Harvard and Yale will play today to decide the winner of the Big Two, the elitist of the elite Ivy League schools. Meanwhile, 400 miles away in a small town in upstate New York, Cornell will battle the University of Pennsylvania for the real championship. The Big Red can earn a share of the Ivy championship with a victory today. If Penn wins, it will finish with a perfect record for the second time in three years and capture its sixth championship in seven years.

Say it loud.

Harvard entered the 1988 season with high expectations. The core of the 1987 championship team, including quarterback Tom Yohe and running back Tony Hinz, returned. The Crimson's main opposition, experts thought, would come from Princeton and its brother tandem of Jason and Judd Garrett.

But the Crimson fell out of the race early. Back-to-back losses in October to Cornell (19-17) and Dartmouth (38-7) put Harvard on the brink of elimination. Princeton finished the Crimson, 23-8, in Week 6. The title defense had come to an inglorious conclusion.

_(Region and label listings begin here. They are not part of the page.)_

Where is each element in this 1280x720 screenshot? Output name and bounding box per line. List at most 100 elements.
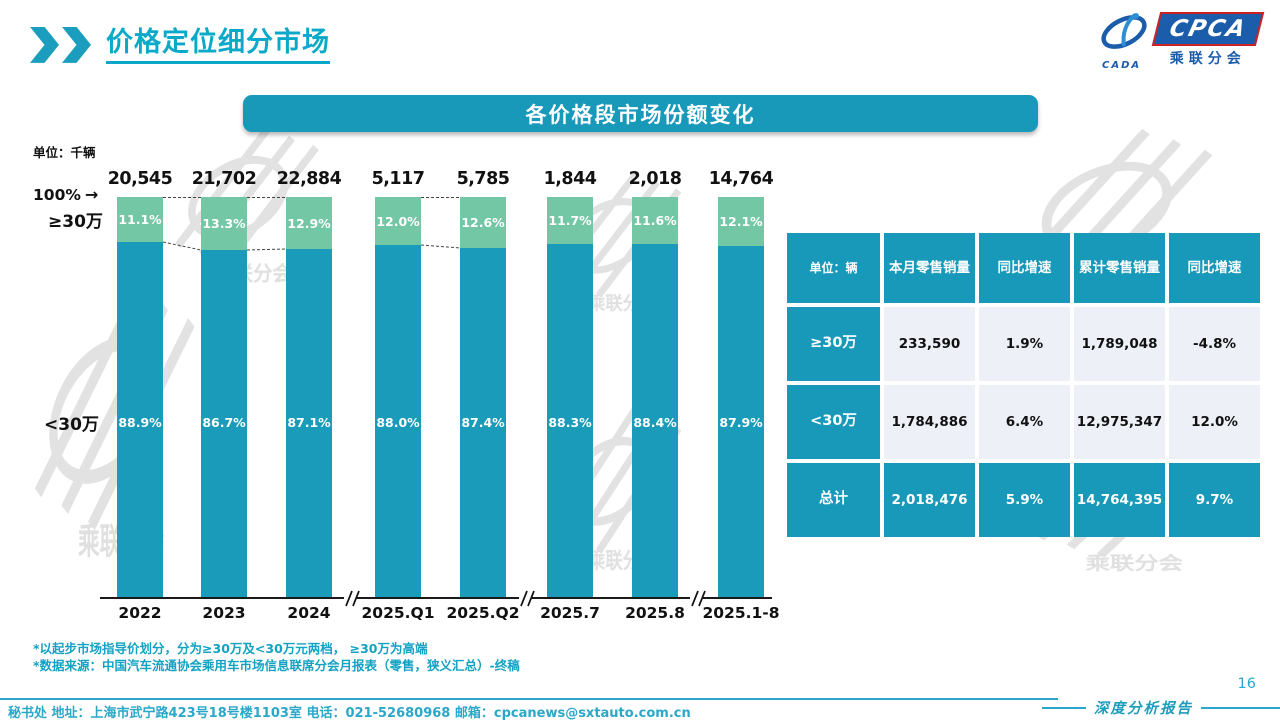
stacked-bar: 11.6% 88.4% <box>632 197 678 599</box>
table-row-label: <30万 <box>787 385 880 459</box>
series-label-over30: ≥30万 <box>48 212 103 232</box>
cada-logo-mark: CADA <box>1093 12 1151 71</box>
bar-segment-over30: 12.6% <box>460 197 506 248</box>
bar-segment-under30 <box>460 248 506 599</box>
stacked-bar: 12.1% 87.9% <box>718 197 764 599</box>
table-data-cell: -4.8% <box>1169 307 1260 381</box>
bar-segment-under30 <box>547 244 593 599</box>
bar-segment-under30 <box>201 250 247 599</box>
footer-contact: 秘书处 地址：上海市武宁路423号18号楼1103室 电话：021-526809… <box>8 706 691 720</box>
table-data-cell: 1,789,048 <box>1074 307 1165 381</box>
table-data-cell: 1,784,886 <box>884 385 975 459</box>
table-data-cell: 14,764,395 <box>1074 463 1165 537</box>
svg-text:乘联分会: 乘联分会 <box>1084 552 1183 574</box>
chart-title: 各价格段市场份额变化 <box>525 102 756 127</box>
page-title: 价格定位细分市场 <box>106 26 330 64</box>
x-axis-category-label: 2023 <box>202 604 246 622</box>
bar-segment-under30-label: 87.4% <box>461 415 505 430</box>
decorative-line <box>1042 706 1086 709</box>
footnotes: *以起步市场指导价划分，分为≥30万及<30万元两档， ≥30万为高端 *数据来… <box>33 641 520 675</box>
table-row-label: 总计 <box>787 463 880 537</box>
bar-segment-over30: 12.9% <box>286 197 332 249</box>
table-data-cell: 1.9% <box>979 307 1070 381</box>
chart-unit-label: 单位：千辆 <box>33 145 96 160</box>
footer-divider <box>0 698 1058 700</box>
table-data-cell: 12.0% <box>1169 385 1260 459</box>
table-data-cell: 5.9% <box>979 463 1070 537</box>
arrow-right-icon: → <box>84 185 99 204</box>
decorative-line <box>1201 706 1280 709</box>
x-axis-category-label: 2025.Q1 <box>361 604 435 622</box>
cpca-logo-subtitle: 乘联分会 <box>1169 51 1246 67</box>
bar-total-value: 22,884 <box>276 169 342 189</box>
cpca-logo-text: CPCA <box>1166 16 1250 42</box>
cpca-logo-band: CPCA <box>1151 12 1265 46</box>
bar-segment-over30: 11.1% <box>117 197 163 242</box>
x-axis-category-label: 2024 <box>287 604 331 622</box>
bar-total-value: 5,785 <box>456 169 510 189</box>
bar-segment-over30: 11.7% <box>547 197 593 244</box>
table-header-cell: 累计零售销量 <box>1074 233 1165 303</box>
chevron-right-icon <box>30 26 59 63</box>
stacked-bar: 11.1% 88.9% <box>117 197 163 599</box>
bar-segment-under30-label: 87.1% <box>287 415 331 430</box>
page-number: 16 <box>1237 676 1256 692</box>
bar-segment-over30: 12.0% <box>375 197 421 245</box>
table-data-cell: 6.4% <box>979 385 1070 459</box>
x-axis-category-label: 2025.8 <box>625 604 685 622</box>
x-axis-category-label: 2022 <box>118 604 162 622</box>
bar-segment-under30 <box>375 245 421 599</box>
table-data-cell: 233,590 <box>884 307 975 381</box>
bar-segment-under30-label: 88.4% <box>633 415 677 430</box>
cada-logo-text: CADA <box>1102 60 1142 71</box>
table-data-cell: 12,975,347 <box>1074 385 1165 459</box>
footnote-line: *数据来源：中国汽车流通协会乘用车市场信息联席分会月报表（零售，狭义汇总）-终稿 <box>33 657 520 673</box>
bar-segment-under30 <box>632 244 678 599</box>
bar-segment-under30-label: 87.9% <box>719 415 763 430</box>
axis-100pct-label: 100% → <box>33 185 98 204</box>
report-label-block: 16 深度分析报告 <box>1042 676 1280 718</box>
stacked-bar: 12.9% 87.1% <box>286 197 332 599</box>
x-axis-category-label: 2025.7 <box>540 604 600 622</box>
chevron-right-icon <box>62 26 91 63</box>
series-label-under30: <30万 <box>44 415 99 435</box>
bar-segment-under30-label: 88.0% <box>376 415 420 430</box>
report-type-row: 深度分析报告 <box>1042 697 1280 718</box>
cpca-logo-text-block: CPCA 乘联分会 <box>1151 12 1265 68</box>
bar-segment-under30 <box>117 242 163 599</box>
table-row-label: ≥30万 <box>787 307 880 381</box>
bar-total-value: 1,844 <box>543 169 597 189</box>
table-data-cell: 9.7% <box>1169 463 1260 537</box>
cpca-logo: CADA CPCA 乘联分会 <box>1093 12 1265 71</box>
stacked-bar: 12.6% 87.4% <box>460 197 506 599</box>
stacked-bar: 12.0% 88.0% <box>375 197 421 599</box>
bar-total-value: 2,018 <box>628 169 682 189</box>
bar-total-value: 5,117 <box>371 169 425 189</box>
bar-segment-under30-label: 86.7% <box>202 415 246 430</box>
table-header-cell: 同比增速 <box>979 233 1070 303</box>
bar-total-value: 14,764 <box>708 169 774 189</box>
bar-total-value: 21,702 <box>191 169 257 189</box>
footnote-line: *以起步市场指导价划分，分为≥30万及<30万元两档， ≥30万为高端 <box>33 641 428 656</box>
header: 价格定位细分市场 <box>30 26 330 64</box>
table-header-cell: 同比增速 <box>1169 233 1260 303</box>
bar-segment-under30-label: 88.3% <box>548 415 592 430</box>
bar-segment-over30: 13.3% <box>201 197 247 250</box>
table-header-cell: 本月零售销量 <box>884 233 975 303</box>
stacked-bar: 13.3% 86.7% <box>201 197 247 599</box>
x-axis-category-label: 2025.1-8 <box>702 604 780 622</box>
bar-total-value: 20,545 <box>107 169 173 189</box>
bar-segment-over30: 11.6% <box>632 197 678 244</box>
bar-segment-over30: 12.1% <box>718 197 764 246</box>
chart-title-banner: 各价格段市场份额变化 <box>243 95 1038 132</box>
axis-100pct-text: 100% <box>33 186 81 204</box>
bar-segment-under30-label: 88.9% <box>118 415 162 430</box>
x-axis-category-label: 2025.Q2 <box>446 604 520 622</box>
price-segment-table: 单位：辆 本月零售销量 同比增速 累计零售销量 同比增速 ≥30万 233,590 1.9% 1… <box>787 233 1260 537</box>
stacked-bar: 11.7% 88.3% <box>547 197 593 599</box>
table-data-cell: 2,018,476 <box>884 463 975 537</box>
bar-segment-under30 <box>718 246 764 599</box>
bar-segment-under30 <box>286 249 332 599</box>
report-type-label: 深度分析报告 <box>1094 700 1193 717</box>
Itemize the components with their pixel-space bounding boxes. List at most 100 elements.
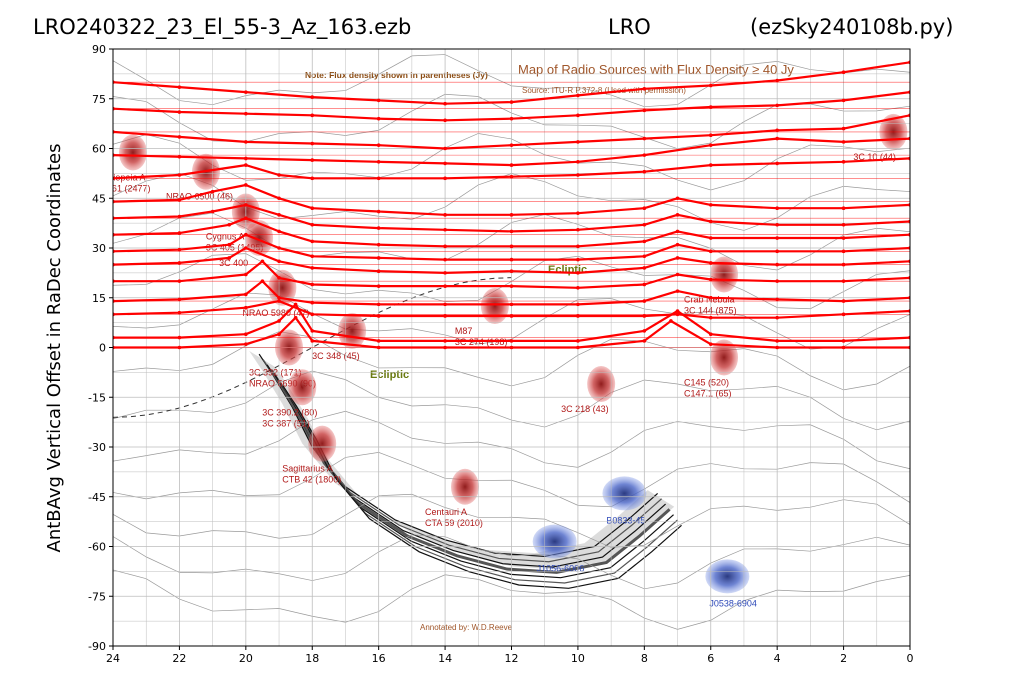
map-source: Source: ITU-R P.372-8 (Used with permiss…: [522, 86, 686, 95]
series-point: [210, 209, 215, 214]
red-source-blob: [118, 134, 147, 171]
series-point: [642, 339, 647, 343]
series-point: [277, 319, 281, 323]
series-point: [708, 342, 713, 346]
red-source-label: M87: [455, 326, 473, 336]
series-point: [708, 133, 713, 138]
series-point: [244, 203, 248, 207]
blue-source-blob: [532, 524, 577, 559]
series-point: [277, 229, 281, 234]
y-tick-label: 0: [99, 342, 106, 355]
series-point: [708, 315, 713, 320]
red-source-blob: [308, 425, 337, 462]
series-point: [509, 100, 514, 104]
series-point: [244, 342, 248, 346]
series-point: [443, 146, 447, 151]
x-tick-label: 16: [372, 652, 386, 665]
series-point: [310, 339, 315, 343]
series-point: [443, 244, 447, 249]
series-point: [177, 110, 182, 114]
ecliptic-label: Ecliptic: [548, 264, 587, 276]
red-source-label: Crab Nebula: [684, 295, 735, 305]
series-point: [310, 141, 315, 146]
series-point: [443, 271, 447, 275]
series-point: [708, 105, 713, 109]
series-point: [642, 108, 647, 113]
series-point: [642, 239, 647, 244]
file-title: LRO240322_23_El_55-3_Az_163.ezb: [33, 15, 411, 40]
galactic-contour: [278, 380, 678, 584]
series-point: [509, 244, 514, 249]
series-point: [576, 314, 580, 318]
red-source-blob: [587, 365, 616, 402]
series-point: [708, 163, 713, 167]
map-note: Note: Flux density shown in parentheses …: [305, 70, 488, 80]
x-tick-label: 18: [305, 652, 319, 665]
series-point: [310, 282, 315, 287]
red-source-blob: [710, 256, 739, 293]
series-point: [376, 116, 381, 121]
series-point: [675, 289, 680, 293]
series-point: [177, 198, 182, 202]
y-tick-label: 75: [92, 93, 106, 106]
series-point: [708, 295, 713, 300]
series-line: [113, 246, 910, 274]
series-point: [642, 136, 647, 141]
series-point: [210, 189, 215, 194]
series-line: [113, 217, 910, 248]
script-title: (ezSky240108b.py): [750, 15, 953, 39]
red-source-sublabel: CTB 42 (1800): [282, 475, 341, 485]
y-tick-label: -90: [88, 640, 106, 653]
y-tick-label: 30: [92, 242, 106, 255]
series-point: [509, 284, 514, 288]
series-point: [509, 213, 514, 217]
red-source-label: Sagittarius A: [282, 464, 333, 474]
series-point: [443, 213, 447, 217]
series-point: [177, 214, 182, 219]
series-point: [443, 302, 447, 307]
series-point: [293, 302, 298, 307]
x-tick-label: 4: [774, 652, 781, 665]
series-point: [775, 136, 779, 141]
y-axis: 90 75 60 45 30 15 0 -15 -30 -45 -60 -75 -90: [88, 43, 113, 653]
series-point: [708, 143, 713, 147]
red-source-label: 3C 400: [219, 258, 248, 268]
red-source-sublabel: NRAO 5690 (90): [249, 379, 316, 389]
series-point: [277, 295, 281, 300]
series-point: [509, 269, 514, 274]
series-point: [775, 339, 779, 343]
series-point: [509, 314, 514, 318]
x-tick-label: 8: [641, 652, 648, 665]
series-point: [576, 302, 580, 307]
series-point: [576, 244, 580, 249]
blue-source-blob: [602, 476, 647, 511]
series-point: [310, 113, 315, 118]
series-point: [841, 70, 846, 75]
series-point: [708, 83, 713, 88]
series-point: [376, 284, 381, 288]
series-point: [642, 266, 647, 270]
red-source-label: 3C 218 (43): [561, 404, 609, 414]
map-title: Map of Radio Sources with Flux Density ≥…: [518, 62, 794, 77]
series-point: [376, 98, 381, 103]
series-point: [310, 95, 315, 99]
red-source-label: Cygnus A: [206, 232, 245, 242]
series-point: [310, 206, 315, 210]
series-point: [642, 222, 647, 227]
series-point: [277, 173, 281, 177]
galactic-contour: [258, 353, 659, 558]
series-point: [775, 236, 779, 240]
series-point: [443, 227, 447, 232]
series-point: [576, 257, 580, 262]
x-tick-label: 22: [172, 652, 186, 665]
series-point: [310, 222, 315, 227]
red-source-label: NRAO 5980 (47): [242, 308, 309, 318]
series-point: [775, 315, 779, 320]
blue-source-blob: [705, 559, 750, 594]
series-point: [277, 196, 281, 201]
series-point: [509, 174, 514, 179]
series-point: [708, 203, 713, 207]
series-point: [642, 282, 647, 287]
series-point: [376, 314, 381, 318]
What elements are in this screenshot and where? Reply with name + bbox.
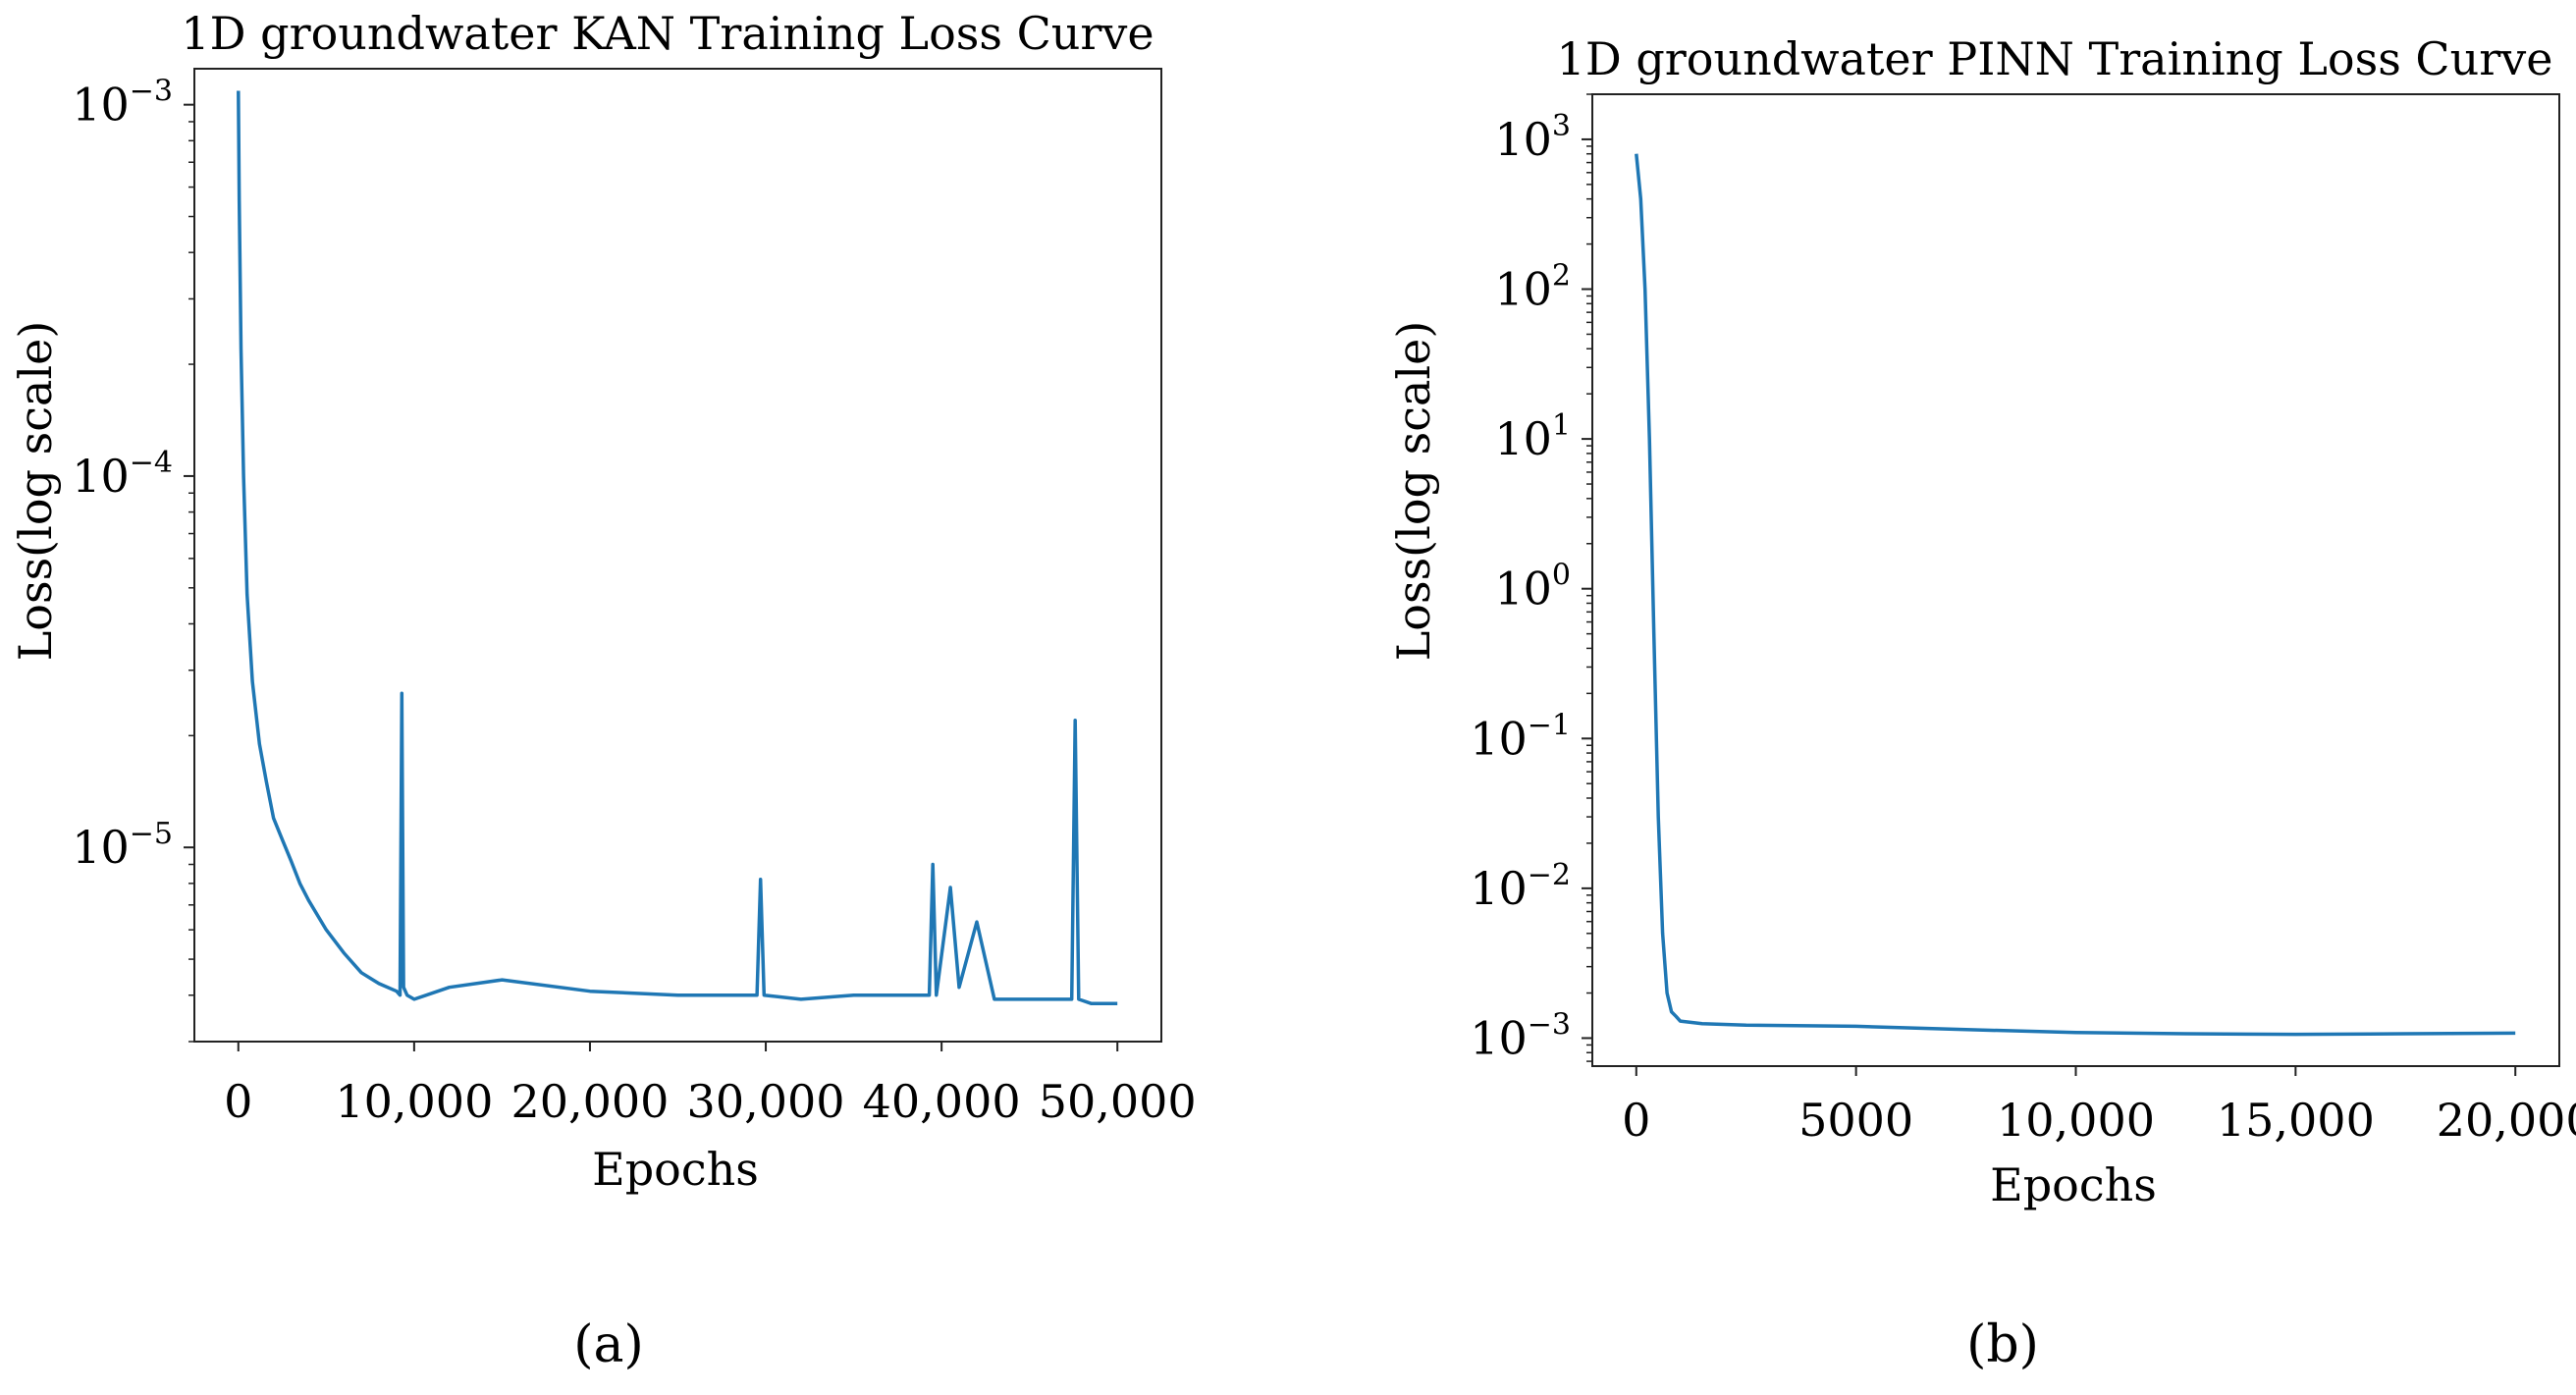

What went wrong between this year and last, what subtle chemistry shift, change in offensive and defensive alignments, caused such a dramatic fall? Who is to blame--players, coaches or both?

Or is there no one to blame but the football, which takes strange bounces and this year just slipped through the Crimson's fingers?

Harvard Coach Joe Restic offers a cosmic explanation. It was not the Bounce of the Ball which caused Harvard's fall, but the Big play, or rather lack of it.

"We're first in total offense, second in total defense--pretty good statistics," Restic said. "But big plays are the difference, on both sides of the ball. We're not making them and teams are making them against us."

Restic's players are more realistic. They point to themselves. The fault is not in the stars.

"This year, there's been a different feeling from week to week," quarterback Tim Perry said. "Once we started winning last year, everything clicked, we had momentum on our side, we just rolled--every game was another win. This year, we're flat. There's frustration."

Restic's Big Play theory is applicable to a few games. Cornell beat Harvard because the Crimson could not snap the ball to its punter. Twice, snaps sailed over Harvard punter Alan Hall's head. On both occasions Cornell got safeties.

Point Differential

Two times two equals four. Subtract four from Cornell's score and you get a Harvard victory.

Big Plays, yes. And Big Mistakes.

Harvard fell to Boston University, 24-23, because the Crimson could not score on a two-point conversion with three minutes left in the game.

A Big Play gone awry.

But how many Big Plays would Harvard have needed to beat Dartmouth? The Big Green trounced the Crimson, 38-7.

Would the Big Play have saved Harvard against Penn? The Quakers blasted the Crimson, 52-13.

Say it is the Big Play. Say it is the Bounce of the Ball.

Say, it's too bad. This game, The Game, could have meant a lot more.